Dünya'nın dönüşünün etkisi, kanalın bir tarafında diğer tarafına göre daha fazla tortu birikmesine neden olur.

Bir kanalı oluşturan şey basit değildir. Her çalışma için farklı terimler kullanılır, bunların tümü benzer ancak tamamen birbirinin yerine geçemez tanımlara sahiptir. Güncel, bütünsel bir görüş üretme çabaları oldu, ancak o zamandan beri bile kavramları daha da ileriye götüren önemli sayıda makale oldu.

Geo-gövde , kanal kompleksi , kanal katı , kanal kompleksi seti ve sınırlı kanal kompleks sistemi dahil olmak üzere bu çalışmada yer alan özellikleri tanımlamak için kullanılan çok sayıda terim vardır . Bunlar tek kanalları, tek bir kanalı ve ilişkili çökeltileri veya gruplanmış çoklu kanalları kapsar. Flood (2001), bir kanal-levee sistemini , her iki tarafında birer levye bulunan tek bir kanal olarak tanımlar . Bu setler, bulanıklık akımlarının aşırı dökülmesi ve akıştan sıyrılmasıyla oluşur . Bunlar büyük olasılıkla deniz seviyesindeki alçak tepelerde meydana gelir. Bu kanallardan ve setlerden oluşan bir koleksiyon, banket üstü çökeltileriyle birlikte bir kanal-seviye kompleksi oluşturur.

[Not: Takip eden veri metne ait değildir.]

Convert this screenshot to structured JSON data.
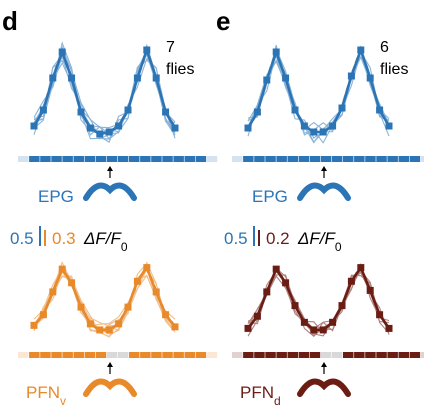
{
  "panels": [
    {
      "letter": "d",
      "count_value": "7",
      "count_unit": "flies",
      "top_label": "EPG",
      "bottom_label_main": "PFN",
      "bottom_label_sub": "v",
      "scale_top": "0.5",
      "scale_bottom": "0.3",
      "scale_quantity": "ΔF/F",
      "scale_quantity_sub": "0",
      "top_color": "#2b74b6",
      "bottom_color": "#e8892a"
    },
    {
      "letter": "e",
      "count_value": "6",
      "count_unit": "flies",
      "top_label": "EPG",
      "bottom_label_main": "PFN",
      "bottom_label_sub": "d",
      "scale_top": "0.5",
      "scale_bottom": "0.2",
      "scale_quantity": "ΔF/F",
      "scale_quantity_sub": "0",
      "top_color": "#2b74b6",
      "bottom_color": "#6b1d14"
    }
  ],
  "chart_data": [
    {
      "type": "line",
      "panel": "d",
      "series": [
        {
          "name": "EPG",
          "x": [
            1,
            2,
            3,
            4,
            5,
            6,
            7,
            8,
            9,
            10,
            11,
            12,
            13,
            14,
            15,
            16
          ],
          "y": [
            0.14,
            0.3,
            0.62,
            0.88,
            0.62,
            0.28,
            0.12,
            0.06,
            0.08,
            0.14,
            0.3,
            0.62,
            0.9,
            0.62,
            0.28,
            0.12
          ],
          "individual_traces": 7
        },
        {
          "name": "PFN",
          "x": [
            1,
            2,
            3,
            4,
            5,
            6,
            7,
            8,
            9,
            10,
            11,
            12,
            13,
            14,
            15,
            16
          ],
          "y": [
            0.14,
            0.28,
            0.58,
            0.88,
            0.7,
            0.38,
            0.16,
            0.08,
            0.08,
            0.16,
            0.38,
            0.72,
            0.9,
            0.58,
            0.28,
            0.12
          ],
          "individual_traces": 7
        }
      ]
    },
    {
      "type": "line",
      "panel": "e",
      "series": [
        {
          "name": "EPG",
          "x": [
            1,
            2,
            3,
            4,
            5,
            6,
            7,
            8,
            9,
            10,
            11,
            12,
            13,
            14,
            15,
            16
          ],
          "y": [
            0.12,
            0.28,
            0.6,
            0.88,
            0.62,
            0.3,
            0.14,
            0.08,
            0.08,
            0.14,
            0.32,
            0.64,
            0.9,
            0.62,
            0.3,
            0.14
          ],
          "individual_traces": 6
        },
        {
          "name": "PFN",
          "x": [
            1,
            2,
            3,
            4,
            5,
            6,
            7,
            8,
            9,
            10,
            11,
            12,
            13,
            14,
            15,
            16
          ],
          "y": [
            0.1,
            0.26,
            0.58,
            0.88,
            0.7,
            0.4,
            0.18,
            0.08,
            0.08,
            0.18,
            0.4,
            0.72,
            0.9,
            0.6,
            0.28,
            0.1
          ],
          "individual_traces": 6
        }
      ]
    }
  ]
}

V veya U şeklinde olabilirler, birikim kenar boşluklarının varlığına veya eksikliğine sahip olabilirler, oldukça kıvrımlı veya düz olabilirler.

Mimari ve isimlendirme

Ian Kane , literatürde "iç" ve "dış" dizilerin kullanımına ilişkin karışıklığı önlemek için ve dış araç terimlerinin kullanılmasını savunmaktadır . İfadelerin bu şekilde birleştirilmesini daha net bir mimari hiyerarşi içinde teşvik etmeye yardımcı olmak için, bu çalışma Kane'in isimlendirmesini kullanacaktır.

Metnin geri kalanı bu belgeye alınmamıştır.